By Jonathon Van Maren
The Globe and Mail has a column by a 25-year-old “digital marketing expert” Patricia Untinen asking the question: “Has having children become unconscionable?”
The answer is not given—no post-Christian libertine would summon the chutzpah to (gasp)—tell someone what to do—but it is heavily implied that to procreate in our climate of change would be very stupid. Have you, like, not looked outside lately? As it turns out, it is as difficult to predict the future in 2022 as it was in 1922, and what responsible person decides to have children without knowing what the future holds?
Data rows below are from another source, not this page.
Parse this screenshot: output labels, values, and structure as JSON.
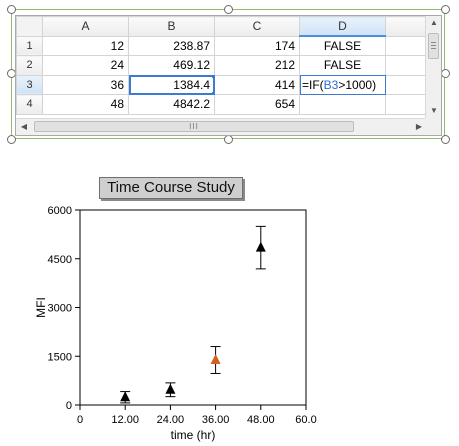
{
  "spreadsheet": {
    "column_headers": [
      "A",
      "B",
      "C",
      "D"
    ],
    "rows": [
      {
        "num": "1",
        "a": "12",
        "b": "238.87",
        "c": "174",
        "d": "FALSE"
      },
      {
        "num": "2",
        "a": "24",
        "b": "469.12",
        "c": "212",
        "d": "FALSE"
      },
      {
        "num": "3",
        "a": "36",
        "b": "1384.4",
        "c": "414",
        "d": ""
      },
      {
        "num": "4",
        "a": "48",
        "b": "4842.2",
        "c": "654",
        "d": ""
      }
    ],
    "formula": {
      "prefix": "=IF(",
      "ref": "B3",
      "suffix": ">1000)"
    },
    "hscroll_grip": "III",
    "colors": {
      "selection": "#3b7bd4",
      "frame": "#8fbf6e"
    }
  },
  "chart_data": {
    "type": "scatter",
    "title": "Time Course Study",
    "xlabel": "time (hr)",
    "ylabel": "MFI",
    "xlim": [
      0,
      60
    ],
    "ylim": [
      0,
      6000
    ],
    "x_ticks": [
      "0",
      "12.00",
      "24.00",
      "36.00",
      "48.00",
      "60.0"
    ],
    "y_ticks": [
      "0",
      "1500",
      "3000",
      "4500",
      "6000"
    ],
    "x_tick_values": [
      0,
      12,
      24,
      36,
      48,
      60
    ],
    "y_tick_values": [
      0,
      1500,
      3000,
      4500,
      6000
    ],
    "grid": false,
    "series": [
      {
        "x": [
          12,
          24,
          36,
          48
        ],
        "y": [
          238.87,
          469.12,
          1384.4,
          4842.2
        ],
        "error": [
          174,
          212,
          414,
          654
        ],
        "point_colors": [
          "#000000",
          "#000000",
          "#d0601c",
          "#000000"
        ],
        "marker": "triangle"
      }
    ]
  }
}
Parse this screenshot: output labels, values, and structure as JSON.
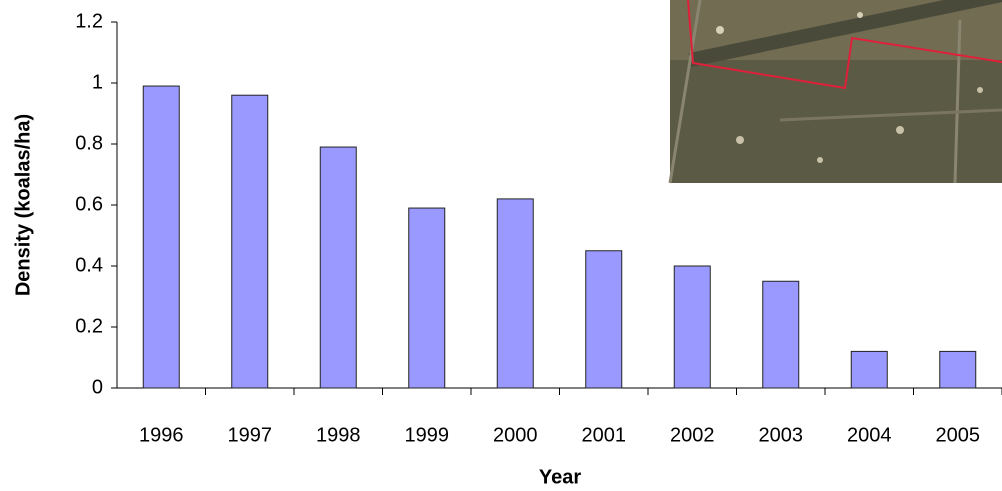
{
  "chart_data": {
    "type": "bar",
    "x_label": "Year",
    "y_label": "Density (koalas/ha)",
    "categories": [
      "1996",
      "1997",
      "1998",
      "1999",
      "2000",
      "2001",
      "2002",
      "2003",
      "2004",
      "2005"
    ],
    "values": [
      0.99,
      0.96,
      0.79,
      0.59,
      0.62,
      0.45,
      0.4,
      0.35,
      0.12,
      0.12
    ],
    "color": "#9999ff",
    "ylim": [
      0,
      1.2
    ],
    "yticks": [
      0,
      0.2,
      0.4,
      0.6,
      0.8,
      1,
      1.2
    ],
    "grid": false
  }
}
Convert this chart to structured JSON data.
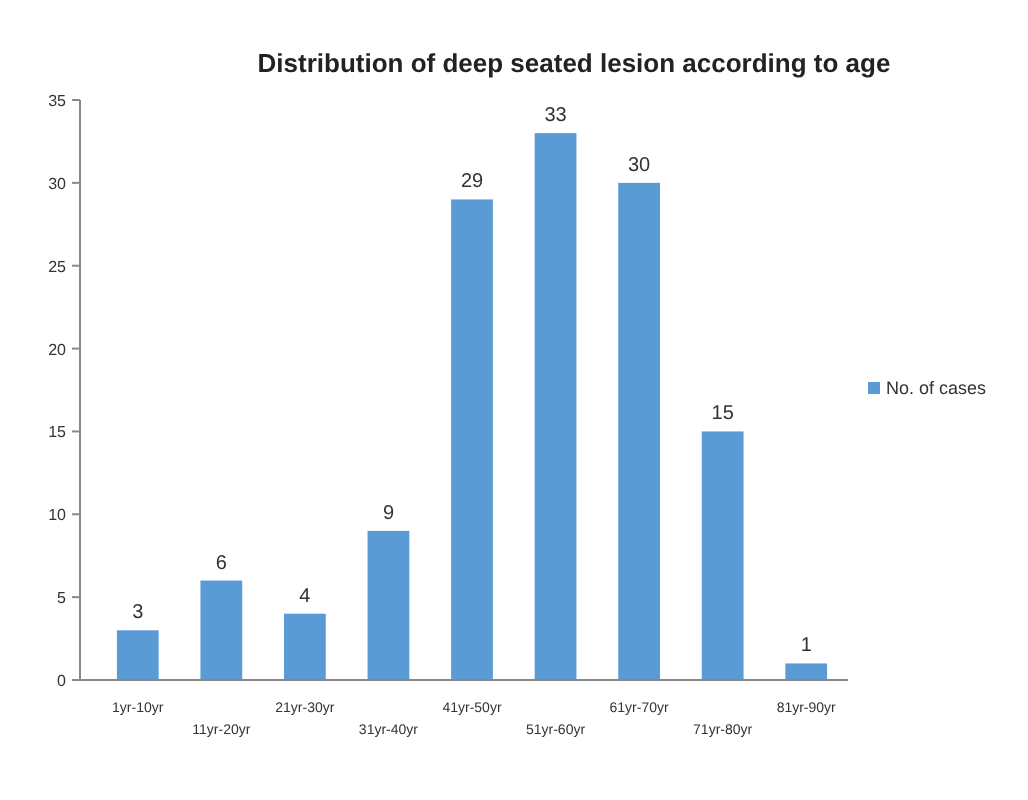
{
  "chart_data": {
    "type": "bar",
    "title": "Distribution of deep seated lesion according to age",
    "categories": [
      "1yr-10yr",
      "11yr-20yr",
      "21yr-30yr",
      "31yr-40yr",
      "41yr-50yr",
      "51yr-60yr",
      "61yr-70yr",
      "71yr-80yr",
      "81yr-90yr"
    ],
    "series": [
      {
        "name": "No. of cases",
        "color": "#5b9bd5",
        "values": [
          3,
          6,
          4,
          9,
          29,
          33,
          30,
          15,
          1
        ]
      }
    ],
    "ylim": [
      0,
      35
    ],
    "yticks": [
      0,
      5,
      10,
      15,
      20,
      25,
      30,
      35
    ],
    "grid": false,
    "legend": "right",
    "data_labels": true
  }
}
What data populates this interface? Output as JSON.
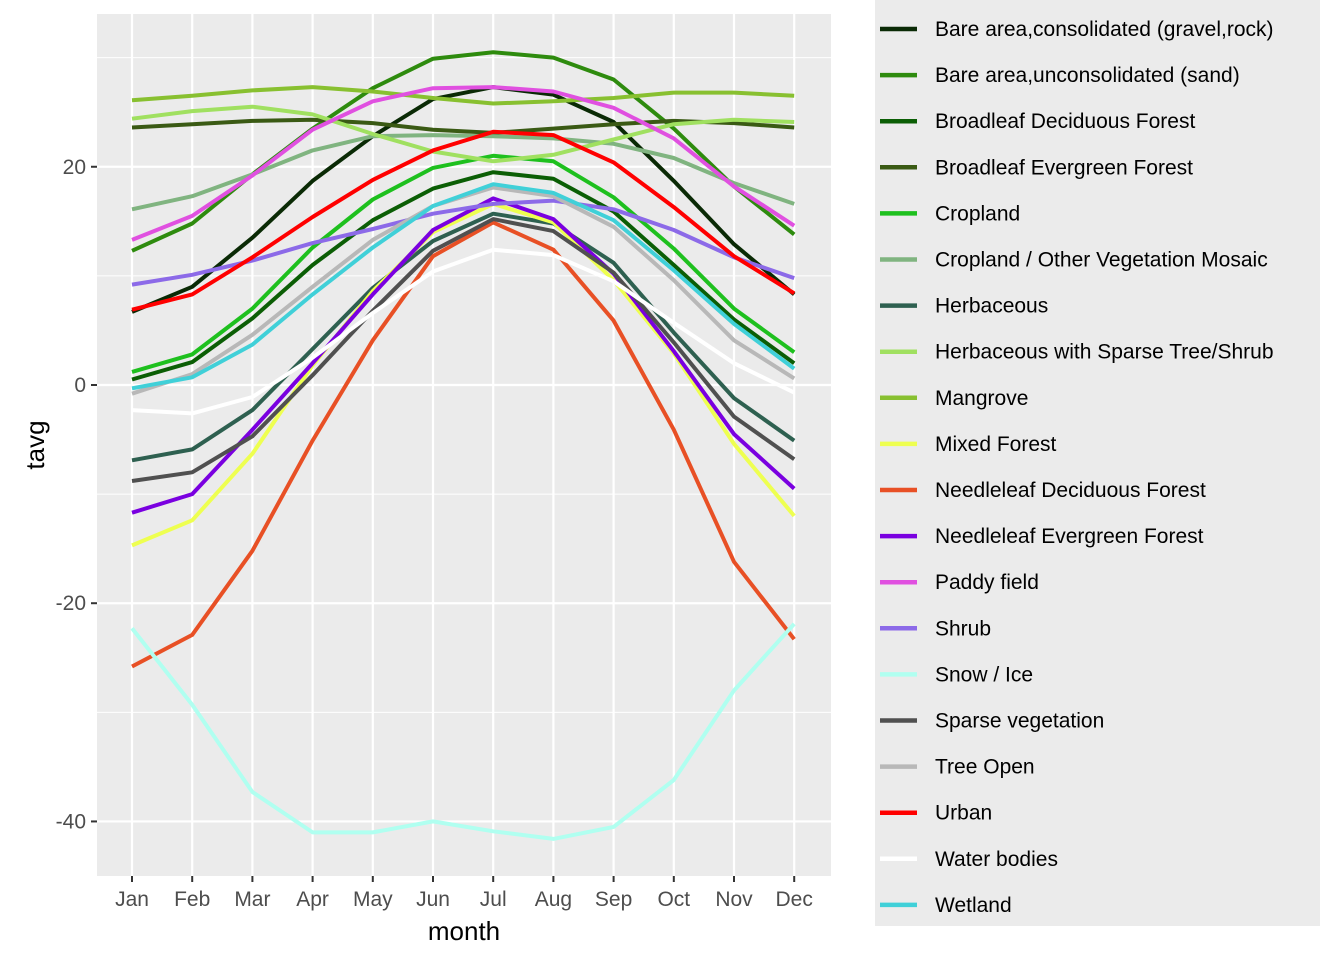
{
  "chart_data": {
    "type": "line",
    "xlabel": "month",
    "ylabel": "tavg",
    "categories": [
      "Jan",
      "Feb",
      "Mar",
      "Apr",
      "May",
      "Jun",
      "Jul",
      "Aug",
      "Sep",
      "Oct",
      "Nov",
      "Dec"
    ],
    "ylim": [
      -45,
      34
    ],
    "yticks": [
      -40,
      -20,
      0,
      20
    ],
    "grid": true,
    "legend_position": "right",
    "series": [
      {
        "name": "Bare area,consolidated (gravel,rock)",
        "color": "#0a2a05",
        "values": [
          6.7,
          9.0,
          13.5,
          18.7,
          22.8,
          26.2,
          27.3,
          26.6,
          24.1,
          18.7,
          12.9,
          8.3
        ]
      },
      {
        "name": "Bare area,unconsolidated (sand)",
        "color": "#2e8b0e",
        "values": [
          12.3,
          14.8,
          19.3,
          23.5,
          27.2,
          29.9,
          30.5,
          30.0,
          28.0,
          23.5,
          18.2,
          13.8
        ]
      },
      {
        "name": "Broadleaf Deciduous Forest",
        "color": "#0b5e05",
        "values": [
          0.5,
          2.1,
          6.1,
          11.0,
          15.1,
          18.0,
          19.5,
          18.9,
          15.9,
          11.0,
          6.0,
          2.0
        ]
      },
      {
        "name": "Broadleaf Evergreen Forest",
        "color": "#3a5a14",
        "values": [
          23.6,
          23.9,
          24.2,
          24.3,
          24.0,
          23.4,
          23.1,
          23.5,
          23.9,
          24.2,
          24.0,
          23.6
        ]
      },
      {
        "name": "Cropland",
        "color": "#1ec01e",
        "values": [
          1.2,
          2.8,
          7.0,
          12.6,
          17.0,
          19.9,
          21.0,
          20.5,
          17.2,
          12.5,
          7.0,
          3.0
        ]
      },
      {
        "name": "Cropland / Other Vegetation Mosaic",
        "color": "#80b480",
        "values": [
          16.1,
          17.3,
          19.3,
          21.5,
          22.8,
          22.9,
          22.8,
          22.6,
          22.1,
          20.8,
          18.5,
          16.6
        ]
      },
      {
        "name": "Herbaceous",
        "color": "#2e6050",
        "values": [
          -6.9,
          -5.9,
          -2.3,
          3.3,
          8.9,
          13.2,
          15.7,
          14.8,
          11.2,
          4.8,
          -1.2,
          -5.1
        ]
      },
      {
        "name": "Herbaceous with Sparse Tree/Shrub",
        "color": "#a0e060",
        "values": [
          24.4,
          25.1,
          25.5,
          24.8,
          23.0,
          21.4,
          20.5,
          21.1,
          22.5,
          23.9,
          24.3,
          24.1
        ]
      },
      {
        "name": "Mangrove",
        "color": "#88c030",
        "values": [
          26.1,
          26.5,
          27.0,
          27.3,
          26.9,
          26.3,
          25.8,
          26.0,
          26.3,
          26.8,
          26.8,
          26.5
        ]
      },
      {
        "name": "Mixed Forest",
        "color": "#eeff50",
        "values": [
          -14.7,
          -12.4,
          -6.3,
          1.8,
          8.6,
          14.0,
          16.6,
          14.9,
          9.6,
          2.9,
          -5.4,
          -12.0
        ]
      },
      {
        "name": "Needleleaf Deciduous Forest",
        "color": "#e85025",
        "values": [
          -25.8,
          -22.9,
          -15.2,
          -5.1,
          4.1,
          11.8,
          14.9,
          12.4,
          5.9,
          -4.1,
          -16.2,
          -23.3
        ]
      },
      {
        "name": "Needleleaf Evergreen Forest",
        "color": "#7a00e0",
        "values": [
          -11.7,
          -10.0,
          -4.1,
          2.0,
          8.3,
          14.2,
          17.1,
          15.2,
          10.2,
          3.1,
          -4.5,
          -9.5
        ]
      },
      {
        "name": "Paddy field",
        "color": "#e050e0",
        "values": [
          13.3,
          15.5,
          19.2,
          23.4,
          26.0,
          27.2,
          27.3,
          26.9,
          25.4,
          22.6,
          18.2,
          14.6
        ]
      },
      {
        "name": "Shrub",
        "color": "#8c6ae8",
        "values": [
          9.2,
          10.1,
          11.4,
          13.0,
          14.3,
          15.7,
          16.6,
          16.9,
          16.1,
          14.2,
          11.7,
          9.8
        ]
      },
      {
        "name": "Snow / Ice",
        "color": "#b0fff0",
        "values": [
          -22.3,
          -29.3,
          -37.3,
          -41.0,
          -41.0,
          -40.0,
          -40.9,
          -41.6,
          -40.5,
          -36.2,
          -28.0,
          -21.9
        ]
      },
      {
        "name": "Sparse vegetation",
        "color": "#505050",
        "values": [
          -8.8,
          -8.0,
          -4.7,
          0.9,
          6.8,
          12.3,
          15.2,
          14.1,
          10.3,
          3.9,
          -2.9,
          -6.8
        ]
      },
      {
        "name": "Tree Open",
        "color": "#b8b8b8",
        "values": [
          -0.8,
          1.0,
          4.6,
          9.0,
          13.3,
          16.4,
          18.1,
          17.3,
          14.5,
          9.6,
          4.1,
          0.6
        ]
      },
      {
        "name": "Urban",
        "color": "#ff0000",
        "values": [
          6.9,
          8.3,
          11.7,
          15.4,
          18.8,
          21.5,
          23.2,
          22.9,
          20.4,
          16.3,
          11.8,
          8.4
        ]
      },
      {
        "name": "Water bodies",
        "color": "#ffffff",
        "values": [
          -2.3,
          -2.6,
          -1.1,
          2.5,
          6.6,
          10.4,
          12.4,
          11.9,
          9.5,
          5.7,
          2.0,
          -0.7
        ]
      },
      {
        "name": "Wetland",
        "color": "#40d0d8",
        "values": [
          -0.3,
          0.7,
          3.7,
          8.3,
          12.6,
          16.4,
          18.4,
          17.6,
          15.1,
          10.5,
          5.6,
          1.5
        ]
      }
    ]
  }
}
Of course, the only reason any of us exist is because our ancestors chose to have children during wars, pandemics, natural disasters, and the brutal grind of life before modern medicine, but to ruminate on that for awhile would require more mental bandwidth and less self-absorption than most progressive activists are capable of. Untinen’s logic, applied any time before Untinen’s birth, would likely have precluded her existence and denied her the privilege it takes to write a column in a national newspaper wondering why people bother to have children (perhaps making those who invested in her generation by birthing them and funding their education ask themselves the same thing.)
It’s not that Untinen doesn’t make any valid points. Housing prices are crazy, she says, and things are more expensive. Of course, poverty is relative, and what seems like penny-pinching to us would look like staggering luxury to most of our ancestors a couple of generations back. For my grandmother the biggest housing crisis was when the Germans flattened Rotterdam and being “poor” a century ago meant not having enough to eat. We spend as much on our smartphones as our grandparents did on food for a couple of months. Despite the challenges the upcoming generations face, the greatest shortage appears to be gratitude, standing as we do on the centuries of suffering that gave us this society.
Not that I’m trying to convince folks like Untinen to have kids, of course. I suspect the only way to make such people rethink their position is to ask: If straight folks stop having kids, how will LGBT couples find any to adopt?